All You Need To Know About The WhatsApp E-Challan Scam Targeting Indian Users
A sophisticated Android malware campaign orchestrated by Vietnamese hackers is targeting Indian users through counterfeit traffic e-challan messages on WhatsApp, according to a report released on Wednesday.
Cybersecurity firm CloudSEK 's researchers identified this malware as belonging to the Wromba family . So far, it has compromised over 4,400 devices and facilitated fraudulent transactions totaling more than Rs. 16 lakh, attributed to a single scam operator.
"Vietnamese cybercriminals are deceiving Indian users by distributing malicious mobile apps under the guise of vehicle challan issuance on WhatsApp," said Vikas Kundu, Threat Researcher at CloudSEK.
The scammers impersonate the Parivahan Sewa or Karnataka Police in fake e-challan messages, tricking recipients into downloading a malicious app. This app then harvests personal data and enables financial fraud.
WhatsApp E-Challan Scam – Modus Operandi
By clicking the link in the WhatsApp message, users unknowingly download a malicious APK masquerading as a legitimate app. Upon installation, the malware demands extensive permissions, such as access to contacts, phone calls, SMS messages, and the capability to become the default messaging app.
The malware intercepts OTPs and other sensitive messages, allowing attackers to access victims' e-commerce accounts, purchase gift cards, and redeem them undetected.
Kundu noted that once installed, the app extracts all contacts to extend the scam to more users.

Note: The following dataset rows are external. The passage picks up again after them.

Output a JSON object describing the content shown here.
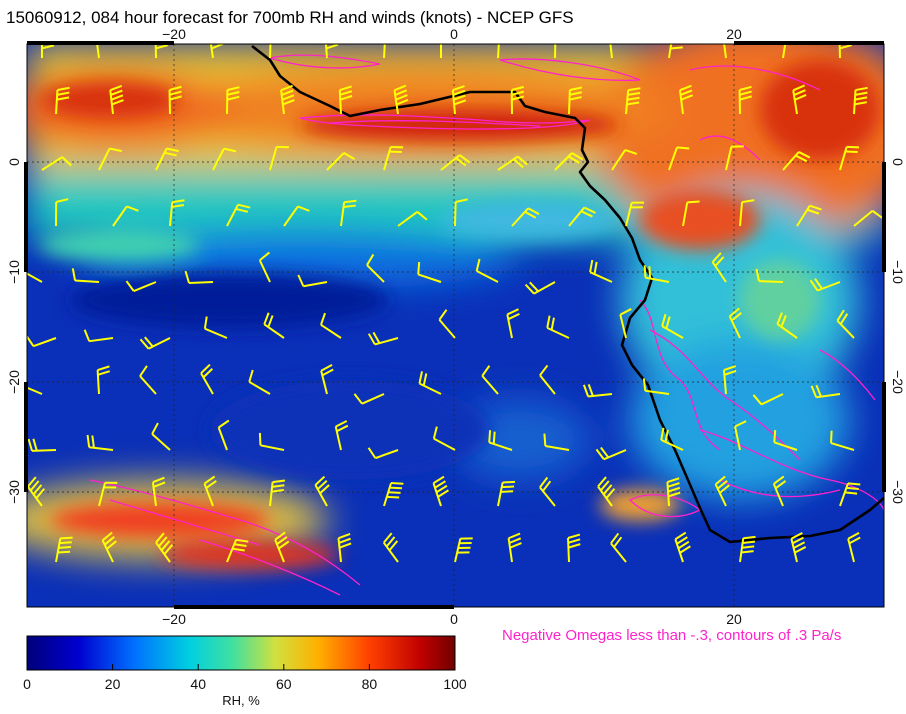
{
  "title": "15060912, 084 hour forecast for 700mb RH and winds (knots) - NCEP GFS",
  "map": {
    "lon_ticks": [
      "−20",
      "0",
      "20"
    ],
    "lat_ticks": [
      "0",
      "−10",
      "−20",
      "−30"
    ],
    "lon_range": [
      -30,
      30
    ],
    "lat_range": [
      -40,
      10
    ],
    "grid": true,
    "coastline_color": "#000000",
    "wind_barb_color": "#ffff00",
    "omega_contour_color": "#ff22cc"
  },
  "note": "Negative Omegas less than -.3, contours of .3 Pa/s",
  "colorbar": {
    "ticks": [
      "0",
      "20",
      "40",
      "60",
      "80",
      "100"
    ],
    "label": "RH, %",
    "colors": [
      "#00007a",
      "#0000d0",
      "#0070ff",
      "#00d0e0",
      "#40e0a0",
      "#d0e040",
      "#ffb000",
      "#ff4000",
      "#c00000",
      "#700000"
    ]
  }
}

Additionally, the malware forwards all SMS messages to the attackers, enabling them to access various e-commerce and financial apps belonging to the victim.
Employing proxy IPs, the attackers evade detection and maintain a low transaction profile.
According to the report, the malware has been used to obtain 271 unique gift cards and conduct transactions amounting to Rs. 16,31,000.
Gujarat has been identified as the most impacted region, followed by Karnataka.
To safeguard against such malware threats, CloudSEK advises users to remain vigilant, install apps exclusively from trusted sources like the Google Play Store, limit app permissions, regularly review permissions, keep systems updated, and enable alerts for banking and sensitive services.